Speaking of visual connections — albeit ones that are clearly coincidental and specific to #WTW! — having just posted images for Youth of the Beast, I couldn’t help but notice scenes with Kerry Fox that evoked it, both the tower of champagne glasses and (more viciously) the point of her black shoe threateningly pushing on McGregor’s chest after he’s fallen on the dance floor — of course that move is aggressively seductive in Grave, but the unintended echo left it tasting perverse and violent.
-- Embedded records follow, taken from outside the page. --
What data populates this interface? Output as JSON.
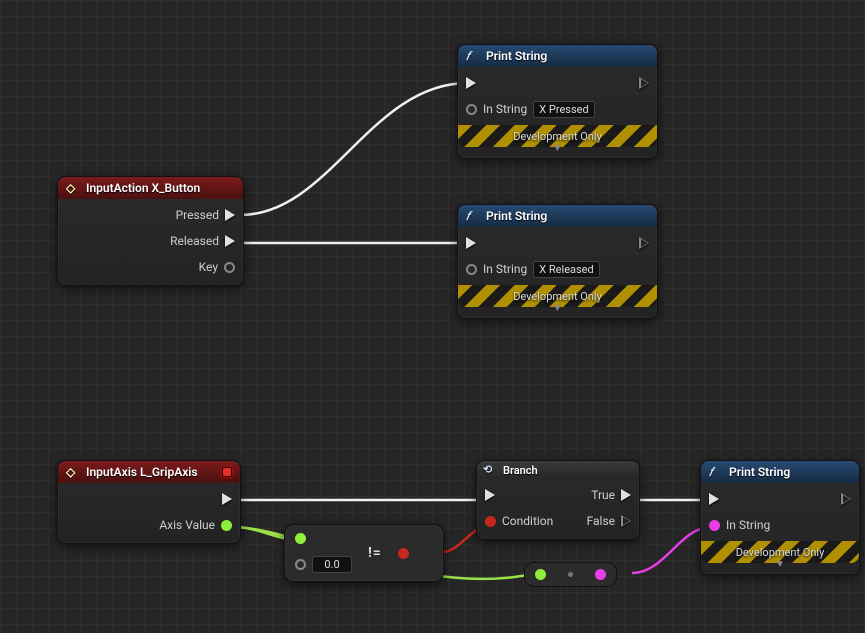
{
  "nodes": {
    "inputAction": {
      "title": "InputAction X_Button",
      "pins": {
        "pressed": "Pressed",
        "released": "Released",
        "key": "Key"
      }
    },
    "printPressed": {
      "title": "Print String",
      "inString": "In String",
      "value": "X Pressed",
      "devOnly": "Development Only"
    },
    "printReleased": {
      "title": "Print String",
      "inString": "In String",
      "value": "X Released",
      "devOnly": "Development Only"
    },
    "inputAxis": {
      "title": "InputAxis L_GripAxis",
      "axisValue": "Axis Value"
    },
    "compare": {
      "defaultB": "0.0"
    },
    "branch": {
      "title": "Branch",
      "condition": "Condition",
      "true": "True",
      "false": "False"
    },
    "printAxis": {
      "title": "Print String",
      "inString": "In String",
      "devOnly": "Development Only"
    }
  }
}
#WTW Shallow Grave: Youth?

#WTW Shallow Grave: Beast?













(And to give the final actor in the trio his (geek-out) due: Christopher Eccleston is phenomenal here as an easily damaged milquetoast . . . . and, yes, it had to come out sooner or later — I’m a Doctor Who fan (both old and Nu), and Eccleston is far and above my favorite Doctor of the modern series.)
#WTW Shallow Grave: Not a sonic.


But also — the guilt!

I don’t like (or get) Slumdog Millionaire, or at least I didn’t when it came out — maybe I’ll give it another chance, someday, but I’ve got several other Boyle films to see first: Millions, his lightly comedic take on a similar found-money setup; or certainly Sunshine, or last year’s Trance.

There’s some controversy among the fans about the ending — not about its quality, but about whether events occur exactly as shown, or if we’re meant to understand that the literal action is an ironic counterpoint to reality. I must report that Boyle’s commentary on the Criterion disk gives a definitive answer and that it’s not the one I would personally prefer. I’m sure this is my (true?) cynical self coming out, but I prefer a worldview where none of these characters gets an out. I might just choose to read my own implications into the final scene even in the face of authorial intent. (Hmmph; between this and the admission about the Ninth Doctor above I may have just lost half my audience — that’s a whole one of you!)


#WTW Shallow Grave: Things get complicated.
#WTW Shallow Grave: Things get nasty.


#WTW Shallow Grave: Things get sticky.












Pitch:

I get creepy-crawly (in the best way) as McGregor climbs up into the unfinished attic space and we see what Eccelston and his efforts have wrought there — I won’t spoil it with a picture. Is it strictly realistic? I don’t think it is, or has to be. To me it’s a perfect example of art direction used to create a film image in service to the story (and to the mental states of its characters) without necessarily being literal. One thing is sure — more movies should pay this much attention to their look.